In recent statements the bank has focused more on the chances of a rate rise than a rate cut but this time around the situation was different and the option for a reduction in rates is surely there and much of this will depend on the performance of the employment market.
“We will be monitoring developments in the labour market closely, If Australians are finding jobs and their wages are rising more quickly, it is reasonable to expect that inflation will rise and that it will be appropriate to lift the cash rate at some point” RBA Governor Philip Lowe
“On the other hand, given the uncertainties, it is possible that the economy is softer than we expect, and that income and consumption growth disappoint. In the event of a sustained increased in the unemployment rate and a lack of further progress towards the inflation objective, lower interest rates might be appropriate at some point. We have the flexibility to do this if needed.” He added.

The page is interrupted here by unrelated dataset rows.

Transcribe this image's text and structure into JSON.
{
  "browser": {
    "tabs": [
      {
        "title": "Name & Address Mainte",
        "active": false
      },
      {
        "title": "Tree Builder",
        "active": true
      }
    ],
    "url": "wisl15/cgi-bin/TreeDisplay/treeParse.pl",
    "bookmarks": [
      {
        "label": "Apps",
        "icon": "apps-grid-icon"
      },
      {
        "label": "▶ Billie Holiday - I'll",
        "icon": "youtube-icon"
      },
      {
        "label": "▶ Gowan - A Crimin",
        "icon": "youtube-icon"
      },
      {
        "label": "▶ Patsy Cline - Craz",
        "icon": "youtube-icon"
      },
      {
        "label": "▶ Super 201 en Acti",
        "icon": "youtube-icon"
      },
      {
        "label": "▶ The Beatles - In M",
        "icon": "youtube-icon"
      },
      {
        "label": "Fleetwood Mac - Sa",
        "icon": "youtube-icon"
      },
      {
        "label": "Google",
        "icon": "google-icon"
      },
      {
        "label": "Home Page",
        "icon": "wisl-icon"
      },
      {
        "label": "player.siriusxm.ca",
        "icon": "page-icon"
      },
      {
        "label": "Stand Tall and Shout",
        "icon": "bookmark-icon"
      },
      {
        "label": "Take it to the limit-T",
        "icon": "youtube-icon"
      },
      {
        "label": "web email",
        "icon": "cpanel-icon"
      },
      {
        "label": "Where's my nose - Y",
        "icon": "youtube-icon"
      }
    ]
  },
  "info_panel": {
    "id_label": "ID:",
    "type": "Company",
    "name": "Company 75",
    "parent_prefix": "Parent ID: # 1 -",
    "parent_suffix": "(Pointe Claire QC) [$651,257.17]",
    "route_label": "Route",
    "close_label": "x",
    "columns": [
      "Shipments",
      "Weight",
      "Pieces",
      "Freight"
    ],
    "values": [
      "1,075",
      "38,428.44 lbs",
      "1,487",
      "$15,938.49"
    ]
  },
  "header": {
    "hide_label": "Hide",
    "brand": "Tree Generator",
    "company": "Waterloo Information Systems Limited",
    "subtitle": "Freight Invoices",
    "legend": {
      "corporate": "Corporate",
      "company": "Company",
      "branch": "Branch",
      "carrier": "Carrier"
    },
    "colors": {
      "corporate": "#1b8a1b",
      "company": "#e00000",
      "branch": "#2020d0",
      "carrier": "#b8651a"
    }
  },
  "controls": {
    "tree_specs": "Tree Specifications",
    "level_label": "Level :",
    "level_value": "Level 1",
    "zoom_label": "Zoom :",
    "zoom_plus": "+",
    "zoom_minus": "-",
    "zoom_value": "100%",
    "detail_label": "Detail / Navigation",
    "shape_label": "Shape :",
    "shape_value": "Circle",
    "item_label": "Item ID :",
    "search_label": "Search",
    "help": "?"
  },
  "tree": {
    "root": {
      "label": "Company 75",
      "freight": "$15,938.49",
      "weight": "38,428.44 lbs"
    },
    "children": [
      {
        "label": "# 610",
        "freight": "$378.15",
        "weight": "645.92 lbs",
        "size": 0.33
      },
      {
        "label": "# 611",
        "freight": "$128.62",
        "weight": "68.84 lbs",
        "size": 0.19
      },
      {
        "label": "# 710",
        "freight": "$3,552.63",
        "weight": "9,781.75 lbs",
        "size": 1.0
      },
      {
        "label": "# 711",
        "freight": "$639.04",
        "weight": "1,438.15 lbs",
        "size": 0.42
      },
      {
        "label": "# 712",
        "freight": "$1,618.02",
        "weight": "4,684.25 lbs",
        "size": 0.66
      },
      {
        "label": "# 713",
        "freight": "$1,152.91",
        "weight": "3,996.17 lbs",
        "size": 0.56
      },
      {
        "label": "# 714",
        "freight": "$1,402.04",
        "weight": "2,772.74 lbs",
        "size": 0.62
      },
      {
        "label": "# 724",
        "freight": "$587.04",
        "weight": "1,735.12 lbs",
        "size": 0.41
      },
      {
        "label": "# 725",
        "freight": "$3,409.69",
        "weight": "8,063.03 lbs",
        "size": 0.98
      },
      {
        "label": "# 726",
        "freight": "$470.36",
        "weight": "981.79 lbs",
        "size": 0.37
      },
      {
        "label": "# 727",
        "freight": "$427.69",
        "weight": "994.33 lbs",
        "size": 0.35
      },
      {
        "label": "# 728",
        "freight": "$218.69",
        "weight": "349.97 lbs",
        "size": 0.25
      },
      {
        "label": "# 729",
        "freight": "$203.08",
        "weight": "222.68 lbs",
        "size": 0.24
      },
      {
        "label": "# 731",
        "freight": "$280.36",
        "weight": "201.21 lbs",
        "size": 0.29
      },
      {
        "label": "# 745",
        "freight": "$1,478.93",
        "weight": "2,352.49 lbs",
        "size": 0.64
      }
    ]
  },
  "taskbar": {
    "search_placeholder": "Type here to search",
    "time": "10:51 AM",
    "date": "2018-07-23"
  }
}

The statement was a lot more dovish than what most analysts had been expecting and some believe that the RBA will have to cut rates more than once to bring inflation up to their preferred level which is going to cause havoc for the Australian dollar and see the currency backed down below US70c
“They (the market) haven’t really priced the coming Australian slow down, which is what the RBA basically recognized yesterday by turning neutral,” said MacroBusiness Fund chief strategist David Llewellyn-Smith
“The likelihood is that they will have to cut because house prices nearly always draw the broader economy into weakness, and they’re falling very fast in Sydney in Melbourne and are now falling in all major capitals. We think they’ll have to cut twice and that’s going to put a lot of downwards pressure on the Aussie dollar.” He added.